• III - LE NOUVEAU ROMAN (1)

    Que veut le Nouveau Roman ?
    « Il est clair que le monde dans lequel nous vivons se transforme avec une grande rapidité. Les techniques traditionnelles du récit sont incapables d’intégrer tous les nouveaux rapports ainsi survenus. » Michel Butor, qui cherchait, dans un de ses beaux livres, Le Génie du lieu, a trouvé dans cette déclaration de Répertoire le génie du lieu commun. Cela n’est pas une boutade : personne n’a exprimé avec autant de clarté les signes de cette fameuse « crise du roman moderne » : l’inadaptation, le retard, l’incomplétude de la technique romanesque face à la réalité qu’elle prétend décrire. Certains, en revanche, l’ont éprouvé à leurs dépens : c’est en vain que Jules Romains lance le fils de Jerphanion sur les traces de son père. La Comédie humaine n’est plus possible au XXe siècle, quand les sociétés, leurs régimes, leurs goûts, se transforment tous les dix ans. Le romancier de 1920 et son héros ne peuvent plus, quelle que soit leur bonne volonté, s’adapter au monde de 1960.

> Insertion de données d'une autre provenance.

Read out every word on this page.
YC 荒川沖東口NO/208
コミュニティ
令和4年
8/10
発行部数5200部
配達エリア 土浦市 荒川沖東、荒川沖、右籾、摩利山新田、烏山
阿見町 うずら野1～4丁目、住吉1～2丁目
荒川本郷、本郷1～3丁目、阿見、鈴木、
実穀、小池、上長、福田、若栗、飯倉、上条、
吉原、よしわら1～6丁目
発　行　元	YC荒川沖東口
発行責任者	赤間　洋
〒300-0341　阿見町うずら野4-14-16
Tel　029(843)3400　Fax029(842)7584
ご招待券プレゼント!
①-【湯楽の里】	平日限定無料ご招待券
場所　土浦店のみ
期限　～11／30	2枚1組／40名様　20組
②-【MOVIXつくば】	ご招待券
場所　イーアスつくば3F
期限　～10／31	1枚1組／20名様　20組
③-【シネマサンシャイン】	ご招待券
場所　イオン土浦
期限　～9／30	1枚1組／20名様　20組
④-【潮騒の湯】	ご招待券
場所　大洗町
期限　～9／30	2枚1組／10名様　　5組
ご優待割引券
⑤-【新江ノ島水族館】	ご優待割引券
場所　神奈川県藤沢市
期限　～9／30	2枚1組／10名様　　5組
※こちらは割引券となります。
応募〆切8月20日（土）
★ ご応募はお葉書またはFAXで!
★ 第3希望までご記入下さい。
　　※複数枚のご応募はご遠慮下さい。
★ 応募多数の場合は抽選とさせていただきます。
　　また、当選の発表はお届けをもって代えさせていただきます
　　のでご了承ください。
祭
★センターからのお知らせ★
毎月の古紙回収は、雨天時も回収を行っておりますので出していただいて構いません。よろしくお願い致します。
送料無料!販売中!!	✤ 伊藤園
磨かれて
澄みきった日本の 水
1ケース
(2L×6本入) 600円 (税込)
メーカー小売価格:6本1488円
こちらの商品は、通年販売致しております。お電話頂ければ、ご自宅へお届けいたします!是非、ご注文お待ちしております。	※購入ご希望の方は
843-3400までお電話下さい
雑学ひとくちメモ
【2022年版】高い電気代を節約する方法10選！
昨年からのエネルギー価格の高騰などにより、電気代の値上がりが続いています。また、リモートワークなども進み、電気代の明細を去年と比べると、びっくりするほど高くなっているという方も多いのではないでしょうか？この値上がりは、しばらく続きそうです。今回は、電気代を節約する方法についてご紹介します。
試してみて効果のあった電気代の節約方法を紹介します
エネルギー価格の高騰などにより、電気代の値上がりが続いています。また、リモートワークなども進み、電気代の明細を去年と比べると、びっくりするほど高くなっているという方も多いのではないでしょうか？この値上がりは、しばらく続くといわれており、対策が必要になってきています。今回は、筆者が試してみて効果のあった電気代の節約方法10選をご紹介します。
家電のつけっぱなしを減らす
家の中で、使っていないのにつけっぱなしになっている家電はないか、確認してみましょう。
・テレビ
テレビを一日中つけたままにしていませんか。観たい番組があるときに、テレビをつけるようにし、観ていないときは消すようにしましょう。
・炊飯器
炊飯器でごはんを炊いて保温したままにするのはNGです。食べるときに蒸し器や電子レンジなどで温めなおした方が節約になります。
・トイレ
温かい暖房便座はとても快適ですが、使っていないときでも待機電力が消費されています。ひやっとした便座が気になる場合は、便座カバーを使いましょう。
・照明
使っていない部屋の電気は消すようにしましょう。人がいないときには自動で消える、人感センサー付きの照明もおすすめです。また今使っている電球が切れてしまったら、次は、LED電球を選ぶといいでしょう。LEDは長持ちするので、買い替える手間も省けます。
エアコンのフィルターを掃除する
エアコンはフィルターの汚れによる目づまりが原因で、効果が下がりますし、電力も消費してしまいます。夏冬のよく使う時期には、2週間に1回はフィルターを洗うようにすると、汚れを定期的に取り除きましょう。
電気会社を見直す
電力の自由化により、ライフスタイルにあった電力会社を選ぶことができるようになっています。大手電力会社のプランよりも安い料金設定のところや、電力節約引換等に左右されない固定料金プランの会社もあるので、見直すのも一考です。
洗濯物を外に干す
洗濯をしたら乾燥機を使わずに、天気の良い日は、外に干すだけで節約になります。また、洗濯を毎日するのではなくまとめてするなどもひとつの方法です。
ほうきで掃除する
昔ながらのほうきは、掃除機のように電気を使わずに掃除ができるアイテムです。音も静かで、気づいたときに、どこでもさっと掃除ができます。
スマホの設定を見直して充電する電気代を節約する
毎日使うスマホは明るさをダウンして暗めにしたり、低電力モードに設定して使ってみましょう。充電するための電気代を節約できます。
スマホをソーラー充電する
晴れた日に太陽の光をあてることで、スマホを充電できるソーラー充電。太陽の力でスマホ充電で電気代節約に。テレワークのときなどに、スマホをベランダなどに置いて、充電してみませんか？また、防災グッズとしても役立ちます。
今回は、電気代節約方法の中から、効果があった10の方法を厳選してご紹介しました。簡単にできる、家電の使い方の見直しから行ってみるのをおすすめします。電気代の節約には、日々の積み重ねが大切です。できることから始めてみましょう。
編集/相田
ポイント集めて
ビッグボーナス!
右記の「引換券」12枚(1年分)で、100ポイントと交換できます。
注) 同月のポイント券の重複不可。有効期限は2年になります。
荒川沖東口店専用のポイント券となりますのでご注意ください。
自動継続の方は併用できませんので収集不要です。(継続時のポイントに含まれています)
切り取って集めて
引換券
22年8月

     Ce monde moderne a peut-être trouvé son expression littéraire dans le « Nouveau Roman ». Mais « qui » est le Nouveau Roman ? Le quintette Sarraute – Butor – Robbe-Grillet – Simon – Duras est, après tout, bien hétéroclite. L’art de Nathalie Sarraute tient à ses extraordinaires analyses psychologiques des « états seconds », alors que celui de Robbe-Grillet – qui se définit plutôt par ce qu’il refuse – prive volontairement ses personnages de toute existence psychologique. Michel Butor décrit le monde extérieur tel quel, avec la plus objective précision, et il trouve là une certaine « méthode », alors que Claude Simon le transforme, le colore, en tire des « effets ». Il ne s’agit donc pas réellement d’une école avec ses principes, ses interdits, son esthétique, mais plutôt de préoccupations communes, profondes et spécifiquement modernes, que chacun de ces romanciers exprime à sa manière ; ce sont quatre aspects fondamentaux de notre civilisation : la technique, le matérialisme, la standardisation, l’obsession du temps.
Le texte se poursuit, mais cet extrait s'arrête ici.